Quelques motifs récurrents s’accumulent pour finir le premier mouvement en unissant à la tierce les deux comparses. L’adagio s’ouvre alors sur un déséquilibre rythmique qui ne désarçonne pas le souci systématique – et bienvenu – du compositeur : équilibrer le lead entre les deux protagonistes pour provoquer manière de duel modéré s’achevant dans l’apaisement… avant que cette paix fragile ne vole en éclats grâce au « Con spirito » final. D’emblée, l’alternance entre 3/8 et 2/4 suscite une mise en mouvement qui ne se stabilise aucunement lorsque le 2/4 s’impose. En effet, triolets et doubles ferraillent ; pizz et coll’arco tiraillent un violoncelle entre suraigu et graves ; et accords, octaves ou notes claquées agitent la guitare, incluant un passage quasi flamenco (piste 9, 2’20). La reprise de motifs déjà-vu annonce la coda, id est une colère joyeuse martelée par dix notes réparties aux deux instruments. En bref, l’œuvre, gouleyante, illustre le métier du compositeur et met joyeusement en valeur tant les deux musiciens que les deux instruments.

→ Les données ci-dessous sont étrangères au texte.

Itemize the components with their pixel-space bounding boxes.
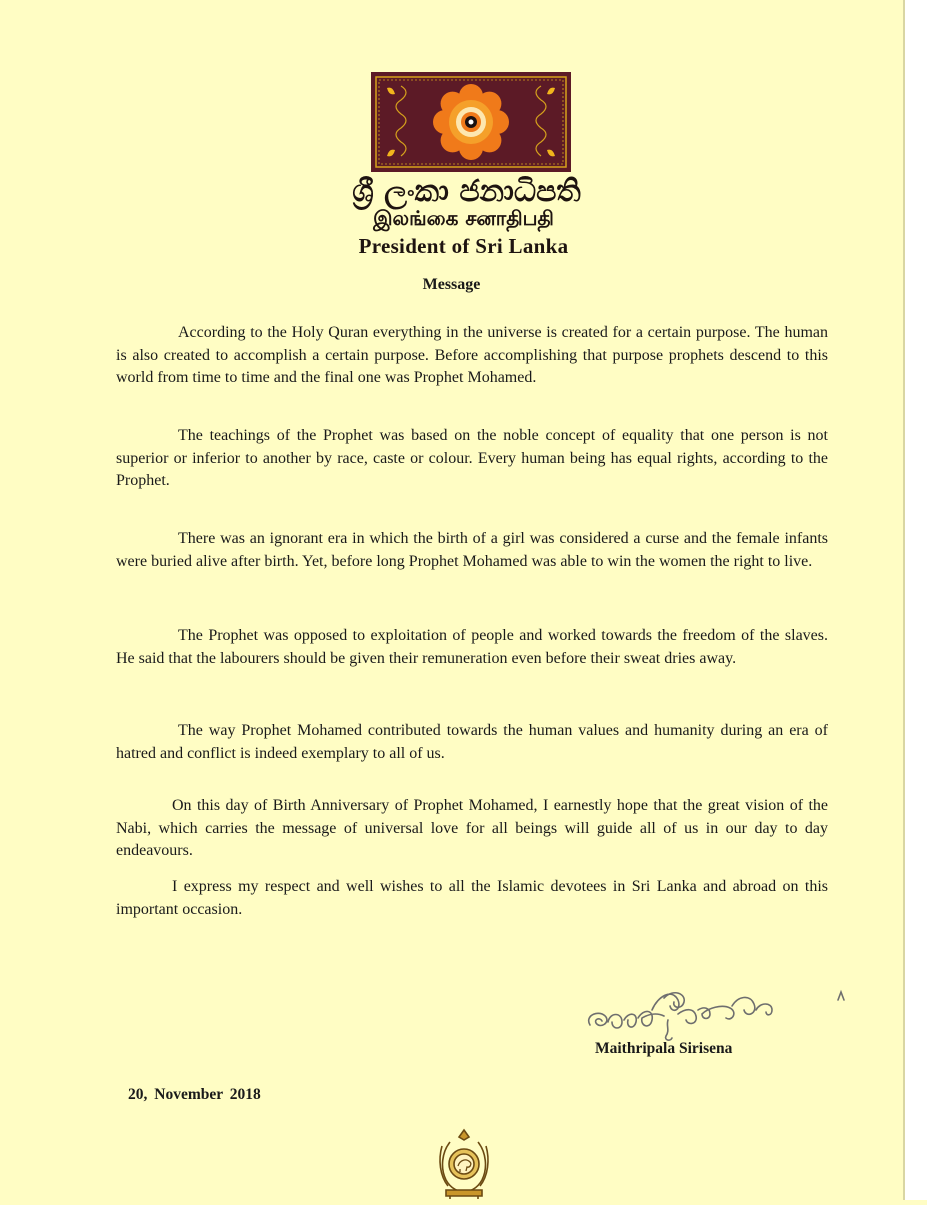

Le programme étant constitué quasi en récital, un bis s’impose. Comme bonbon pour la route, les artistes nous offrent un tube qui va bien : la cinquième des Douze danses d’Enrique Granados. Déjà entendu sous toutes les formes arrangées, ce hit et sa tierce picarde conclusive n’ajoutent certes rien à l’intérêt du disque, mais ils soulignent l’attention portée par les interprètes à l’auditeur qui aura écouté leur travail dans la continuité et l’intégralité de l’objet-disque. Ce p’tit cadeau est, donc, tout à fait apprécié.

La conclusion

Le duo original et complice de la violoncelliste allemande et du guitariste slovène propulse un disque délicat, porté par une prise de son remarquable signée Nora Brandenburg. Si, faute de livret conséquent, l’on regrette de n’avoir pas de précision sur les choix qui ont présidé aux arrangements (non signés, sauf erreur de notre part), aux choix des morceaux et à la raison d’être de ce duo presque étrange, l’on ne peut que saluer une performance pimpante et pleine de délicatesse, qui est aussi une belle trouvaille de Solo Musica.